"Why don't you put the telly on, I won't be long." I say to my Canadian girlfriend across the living room. She wants me to go over to the sofa so we can talk about shopping, feelings, intimacy and other girly stuff. "I'm just want another couple of games of Blast Billiards. But don't forget that the remote's knackered."
She sits on the floor in front of the TV. Two minutes pass.
"Does it normally make a fizz-ing noise?" she asks. "And does the screen normally go black?"
"Yeah sometimes, it's been doing that for a couple of years - some problem with the Freeview box Turn it off and back on again." I say using my best 'IT help desk' voice.
One minute passes.
"It doesn't want to turn back on." she whispers. I'm pretty sure that she is just suffering from female-inability-to-work-technology-itis. I pull myself from the computer and look over. "Does it normally have smoke coming out of the back of it? And does it normally smell of burning?" she adds.
"Only when it explodes." I reply.
Having a TV that has exploded does not phase me as much as it would with some people. Firstly, I have been looking for any excuse to buy a brand new LCD TV. Although, I was hoping to wait until my Birthday so I didn't have to pay for it (or all of it). Now, I could get one for the World Cup and see England crash out spectacularly in perfect crystal clear LCD technology. In fact even before the smoke has abated, I am looking in the Argos catalogue for a replacement.
And the second reason I am not worried is that I don't actually watch much telly. I'm at home for about two and a half hours a day * : I spend half an hour eating, half an hour tidying and packing my work bag, 59 minutes and 59 seconds on the phone to my Canadian Girlfriend ** and the other half hour surfing internet and reading blogs and stuff ***. This severely restricts my TV watching time.
So, once the World Cup is over, it boils down to only owning a TV so I can watch "My Name is Earl", which will have finished and won't be back on until the new year. And once you have factored in all the associated and unavoidable costs - I would have to get a DVD recorder and a Freeview Box - you're talking about the best part of thousand notes.
What to do?
If I do decide not to get a TV, I'll still get a TV license though. For no other reason than to keep them off my back. £150 is worth it if it means not getting a letter in a red envelope every two days saying "The Man" is absolutely going to visit me tomorrow, or at some point soon - y'know when we can be bothered.

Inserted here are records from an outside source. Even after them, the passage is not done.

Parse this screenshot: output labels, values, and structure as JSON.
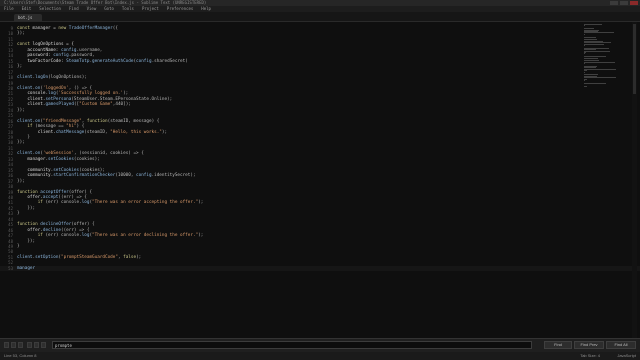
{
  "window": {
    "title": "C:\\Users\\Stef\\Documents\\Steam Trade Offer Bot\\Index.js - Sublime Text (UNREGISTERED)"
  },
  "menu": [
    "File",
    "Edit",
    "Selection",
    "Find",
    "View",
    "Goto",
    "Tools",
    "Project",
    "Preferences",
    "Help"
  ],
  "tabs": [
    {
      "label": "bot.js"
    }
  ],
  "editor": {
    "lines": [
      {
        "n": "9",
        "tokens": [
          [
            "k",
            "const "
          ],
          [
            "v",
            "manager = "
          ],
          [
            "k",
            "new "
          ],
          [
            "fn",
            "TradeOfferManager"
          ],
          [
            "p",
            "({"
          ]
        ]
      },
      {
        "n": "10",
        "tokens": [
          [
            "p",
            "});"
          ]
        ]
      },
      {
        "n": "11",
        "tokens": []
      },
      {
        "n": "12",
        "tokens": [
          [
            "k",
            "const "
          ],
          [
            "v",
            "logOnOptions = {"
          ]
        ]
      },
      {
        "n": "13",
        "tokens": [
          [
            "v",
            "    accountName: "
          ],
          [
            "fn",
            "config"
          ],
          [
            "p",
            ".username,"
          ]
        ]
      },
      {
        "n": "14",
        "tokens": [
          [
            "v",
            "    password: "
          ],
          [
            "fn",
            "config"
          ],
          [
            "p",
            ".password,"
          ]
        ]
      },
      {
        "n": "15",
        "tokens": [
          [
            "v",
            "    twoFactorCode: "
          ],
          [
            "fn",
            "SteamTotp"
          ],
          [
            "p",
            "."
          ],
          [
            "fn",
            "generateAuthCode"
          ],
          [
            "p",
            "("
          ],
          [
            "fn",
            "config"
          ],
          [
            "p",
            ".sharedSecret)"
          ]
        ]
      },
      {
        "n": "16",
        "tokens": [
          [
            "p",
            "};"
          ]
        ]
      },
      {
        "n": "17",
        "tokens": []
      },
      {
        "n": "18",
        "tokens": [
          [
            "fn",
            "client"
          ],
          [
            "p",
            "."
          ],
          [
            "fn",
            "logOn"
          ],
          [
            "p",
            "(logOnOptions);"
          ]
        ]
      },
      {
        "n": "19",
        "tokens": []
      },
      {
        "n": "20",
        "tokens": [
          [
            "fn",
            "client"
          ],
          [
            "p",
            "."
          ],
          [
            "fn",
            "on"
          ],
          [
            "p",
            "("
          ],
          [
            "s",
            "'loggedOn'"
          ],
          [
            "p",
            ", () => {"
          ]
        ]
      },
      {
        "n": "21",
        "tokens": [
          [
            "v",
            "    console."
          ],
          [
            "fn",
            "log"
          ],
          [
            "p",
            "("
          ],
          [
            "s",
            "'Successfully logged on.'"
          ],
          [
            "p",
            ");"
          ]
        ]
      },
      {
        "n": "22",
        "tokens": [
          [
            "v",
            "    client."
          ],
          [
            "fn",
            "setPersona"
          ],
          [
            "p",
            "(SteamUser.Steam.EPersonaState.Online);"
          ]
        ]
      },
      {
        "n": "23",
        "tokens": [
          [
            "v",
            "    client."
          ],
          [
            "fn",
            "gamesPlayed"
          ],
          [
            "p",
            "(["
          ],
          [
            "s",
            "\"Custom Game\""
          ],
          [
            "p",
            ",440]);"
          ]
        ]
      },
      {
        "n": "24",
        "tokens": [
          [
            "p",
            "});"
          ]
        ]
      },
      {
        "n": "25",
        "tokens": []
      },
      {
        "n": "26",
        "tokens": [
          [
            "fn",
            "client"
          ],
          [
            "p",
            "."
          ],
          [
            "fn",
            "on"
          ],
          [
            "p",
            "("
          ],
          [
            "s",
            "\"friendMessage\""
          ],
          [
            "p",
            ", "
          ],
          [
            "k",
            "function"
          ],
          [
            "p",
            "(steamID, message) {"
          ]
        ]
      },
      {
        "n": "27",
        "tokens": [
          [
            "k",
            "    if "
          ],
          [
            "p",
            "(message == "
          ],
          [
            "s",
            "\"hi\""
          ],
          [
            "p",
            ") {"
          ]
        ]
      },
      {
        "n": "28",
        "tokens": [
          [
            "v",
            "        client."
          ],
          [
            "fn",
            "chatMessage"
          ],
          [
            "p",
            "(steamID, "
          ],
          [
            "s",
            "\"Hello, this works.\""
          ],
          [
            "p",
            ");"
          ]
        ]
      },
      {
        "n": "29",
        "tokens": [
          [
            "p",
            "    }"
          ]
        ]
      },
      {
        "n": "30",
        "tokens": [
          [
            "p",
            "});"
          ]
        ]
      },
      {
        "n": "31",
        "tokens": []
      },
      {
        "n": "32",
        "tokens": [
          [
            "fn",
            "client"
          ],
          [
            "p",
            "."
          ],
          [
            "fn",
            "on"
          ],
          [
            "p",
            "("
          ],
          [
            "s",
            "'webSession'"
          ],
          [
            "p",
            ", (sessionid, cookies) => {"
          ]
        ]
      },
      {
        "n": "33",
        "tokens": [
          [
            "v",
            "    manager."
          ],
          [
            "fn",
            "setCookies"
          ],
          [
            "p",
            "(cookies);"
          ]
        ]
      },
      {
        "n": "34",
        "tokens": []
      },
      {
        "n": "35",
        "tokens": [
          [
            "v",
            "    community."
          ],
          [
            "fn",
            "setCookies"
          ],
          [
            "p",
            "(cookies);"
          ]
        ]
      },
      {
        "n": "36",
        "tokens": [
          [
            "v",
            "    community."
          ],
          [
            "fn",
            "startConfirmationChecker"
          ],
          [
            "p",
            "(10000, "
          ],
          [
            "fn",
            "config"
          ],
          [
            "p",
            ".identitySecret);"
          ]
        ]
      },
      {
        "n": "37",
        "tokens": [
          [
            "p",
            "});"
          ]
        ]
      },
      {
        "n": "38",
        "tokens": []
      },
      {
        "n": "39",
        "tokens": [
          [
            "k",
            "function "
          ],
          [
            "fn",
            "acceptOffer"
          ],
          [
            "p",
            "(offer) {"
          ]
        ]
      },
      {
        "n": "40",
        "tokens": [
          [
            "v",
            "    offer."
          ],
          [
            "fn",
            "accept"
          ],
          [
            "p",
            "((err) => {"
          ]
        ]
      },
      {
        "n": "41",
        "tokens": [
          [
            "k",
            "        if "
          ],
          [
            "p",
            "(err) console."
          ],
          [
            "fn",
            "log"
          ],
          [
            "p",
            "("
          ],
          [
            "s",
            "\"There was an error accepting the offer.\""
          ],
          [
            "p",
            ");"
          ]
        ]
      },
      {
        "n": "42",
        "tokens": [
          [
            "p",
            "    });"
          ]
        ]
      },
      {
        "n": "43",
        "tokens": [
          [
            "p",
            "}"
          ]
        ]
      },
      {
        "n": "44",
        "tokens": []
      },
      {
        "n": "45",
        "tokens": [
          [
            "k",
            "function "
          ],
          [
            "fn",
            "declineOffer"
          ],
          [
            "p",
            "(offer) {"
          ]
        ]
      },
      {
        "n": "46",
        "tokens": [
          [
            "v",
            "    offer."
          ],
          [
            "fn",
            "decline"
          ],
          [
            "p",
            "((err) => {"
          ]
        ]
      },
      {
        "n": "47",
        "tokens": [
          [
            "k",
            "        if "
          ],
          [
            "p",
            "(err) console."
          ],
          [
            "fn",
            "log"
          ],
          [
            "p",
            "("
          ],
          [
            "s",
            "\"There was an error declining the offer.\""
          ],
          [
            "p",
            ");"
          ]
        ]
      },
      {
        "n": "48",
        "tokens": [
          [
            "p",
            "    });"
          ]
        ]
      },
      {
        "n": "49",
        "tokens": [
          [
            "p",
            "}"
          ]
        ]
      },
      {
        "n": "50",
        "tokens": []
      },
      {
        "n": "51",
        "tokens": [
          [
            "fn",
            "client"
          ],
          [
            "p",
            "."
          ],
          [
            "fn",
            "setOption"
          ],
          [
            "p",
            "("
          ],
          [
            "s",
            "\"promptSteamGuardCode\""
          ],
          [
            "p",
            ", "
          ],
          [
            "k",
            "false"
          ],
          [
            "p",
            ");"
          ]
        ]
      },
      {
        "n": "52",
        "tokens": []
      },
      {
        "n": "53",
        "tokens": [
          [
            "fn",
            "manager"
          ]
        ]
      }
    ]
  },
  "find": {
    "value": "prompte",
    "find_label": "Find",
    "find_prev_label": "Find Prev",
    "find_all_label": "Find All"
  },
  "status": {
    "position": "Line 53, Column 8",
    "tab_size": "Tab Size: 4",
    "syntax": "JavaScript"
  }
}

"Are you mad at me?" she asks.
I thank her. Whatever I decide this is a blessing in disguise.
* This does not include mornings or time spent asleep in bed. Although if anyone knows a way I can watch TV while asleep - let me know.
** I am on a BT plan that allows free calls under one hour.
*** Since the Evil Overlord has installed new web filtering software at work, I am unable to do this during work and therefore am forced to do it ON MY OWN TIME!.